Justiça
TRF-3 tranca processo contra Breno Altman por publicações sobre Israel x Hamas
Não é crime defender politicamente a causa palestina ou classificar o Hamas como um ‘grupo de resistência’, ressaltou desembargador
A Quinta Turma do Tribunal Regional Federal da 3ª Região decidiu, por unanimidade, trancar uma ação penal na Justiça de São Paulo contra o jornalista Breno Altman, acusado de estimular atos do Hamas contra Israel.
O Ministério Público Federal denunciou Altman, fundador do site Opera Mundi, por racismo, por incitar publicamente a prática de crime e por fazer apologia de fato criminoso. A acusação se baseia em publicações do jornalista nas redes sociais, em especial em 7 de outubro de 2023, dia de um ataque sem precedentes do Hamas em território israelense.
Em uma das postagens, Altman afirmava não haver um conflito entre Israel e palestinos, mas “uma longa agressão colonial, diante da qual todas as formas de resistência são moralmente legitimas” e que a “reação sionista” seria “o prolongamento de um crime”.
O jornalista também disse ser possível discordar das políticas e dos métodos do Hamas, mas declarou que o grupo seria parte da “resistência palestina contra o Estado colonial de Israel”. E completou: “Relembrando o ditado chinês, nesse momento não importa a cor dos gatos, desde que eles cacem ratos”.

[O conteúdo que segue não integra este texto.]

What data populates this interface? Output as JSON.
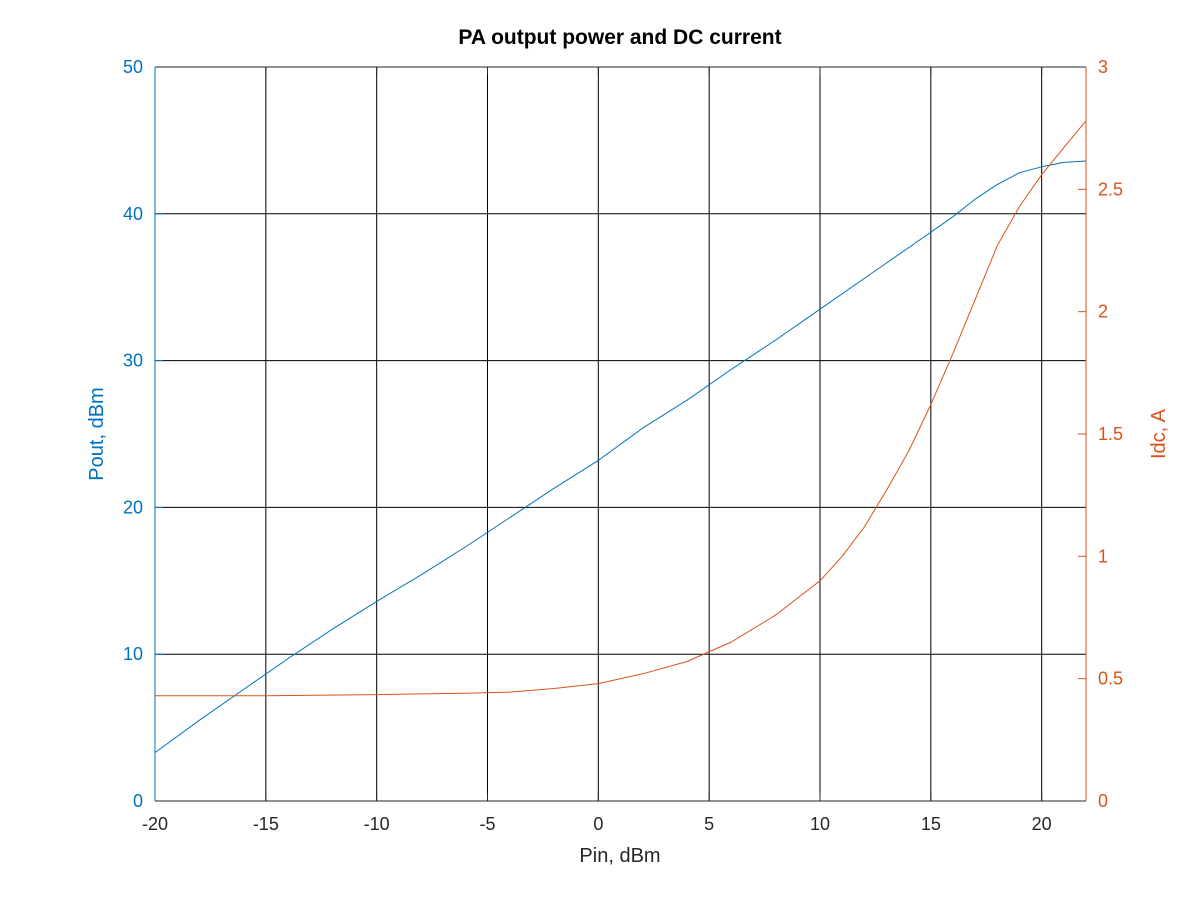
{
  "chart_data": {
    "type": "line",
    "title": "PA output power and DC current",
    "xlabel": "Pin, dBm",
    "ylabel_left": "Pout, dBm",
    "ylabel_right": "Idc, A",
    "xlim": [
      -20,
      22
    ],
    "ylim_left": [
      0,
      50
    ],
    "ylim_right": [
      0,
      3
    ],
    "xticks": [
      -20,
      -15,
      -10,
      -5,
      0,
      5,
      10,
      15,
      20
    ],
    "yticks_left": [
      0,
      10,
      20,
      30,
      40,
      50
    ],
    "yticks_right": [
      "0",
      "0.5",
      "1",
      "1.5",
      "2",
      "2.5",
      "3"
    ],
    "grid": true,
    "colors": {
      "left_axis": "#0072BD",
      "right_axis": "#D95319",
      "grid": "#000000"
    },
    "series": [
      {
        "axis": "left",
        "color": "#0072BD",
        "x": [
          -20,
          -18,
          -16,
          -14,
          -12,
          -10,
          -8,
          -6,
          -4,
          -2,
          0,
          2,
          4,
          6,
          8,
          10,
          12,
          14,
          16,
          17,
          18,
          19,
          20,
          21,
          22
        ],
        "y": [
          3.3,
          5.5,
          7.6,
          9.7,
          11.7,
          13.6,
          15.4,
          17.3,
          19.3,
          21.3,
          23.2,
          25.4,
          27.3,
          29.4,
          31.4,
          33.5,
          35.6,
          37.7,
          39.8,
          41.0,
          42.0,
          42.8,
          43.2,
          43.5,
          43.6
        ]
      },
      {
        "axis": "right",
        "color": "#D95319",
        "x": [
          -20,
          -15,
          -10,
          -6,
          -4,
          -2,
          0,
          2,
          4,
          6,
          8,
          9,
          10,
          11,
          12,
          13,
          14,
          15,
          16,
          17,
          18,
          19,
          20,
          21,
          22
        ],
        "y": [
          0.43,
          0.43,
          0.435,
          0.44,
          0.445,
          0.46,
          0.48,
          0.52,
          0.57,
          0.65,
          0.76,
          0.83,
          0.9,
          1.0,
          1.12,
          1.27,
          1.43,
          1.62,
          1.83,
          2.05,
          2.27,
          2.43,
          2.56,
          2.67,
          2.78
        ]
      }
    ]
  }
}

A Justiça paulista acolheu parcialmente a denúncia em outubro de 2025, rejeitando apenas a imputação de racismo. Na ocasião, marcou para novembro uma audiência preliminar, o que motivou o habeas corpus da defesa de Altman ao TRF-3. Este tribunal, por sua vez, expediu uma liminar para suspender a audiência e, na última terça-feira 10, chegou a uma decisão colegiada pelo fim do processo.
Os advogados Pedro Serrano e Fernando Hideo Lacerda representam Altman no caso. Em contato com CartaCapital, Serrano afirmou que o julgamento no TRF-3 marca o reconhecimento da liberdade jornalística e de expressão. “É um tema polêmico, mas as pessoas têm o direito de exprimir seu ponto de vista sobre ele.”
Relator do habeas corpus no TRF-3, o desembargador Ali Mazloum concluiu que as manifestações de Altman representam o exercício da liberdade de expressão política sobre um conflito internacional complexo. Para o magistrado, faltaram os chamados animus incitandi (intenção inequívoca de estimular terceiros a cometer crimes) e animus laudandi (intenção de glorificar um crime ou um criminoso).
“No Brasil, não é crime defender politicamente a causa palestina ou classificar o Hamas como um ‘grupo de resistência’ ou ‘movimento político'”, enfatizou Mazloum. “O Hamas não está na lista oficial de organizações terroristas adotada pelo Estado brasileiro (seguindo a ONU).”
Assim, acrescentou o relator, a persecução penal no caso, sem lastro probatório, configura constrangimento ilegal e produz estigmas profundos na vida do jornalista, além de violar os princípios do devido processo legal e da dignidade da pessoa humana.
Ao apresentar a denúncia, o MPF havia argumentado ser “inverossímil” que Altman não tivesse a intenção, “ainda que secundária”, de comparar parte do povo judeu a ratos. Cabe recurso aos tribunais superiores.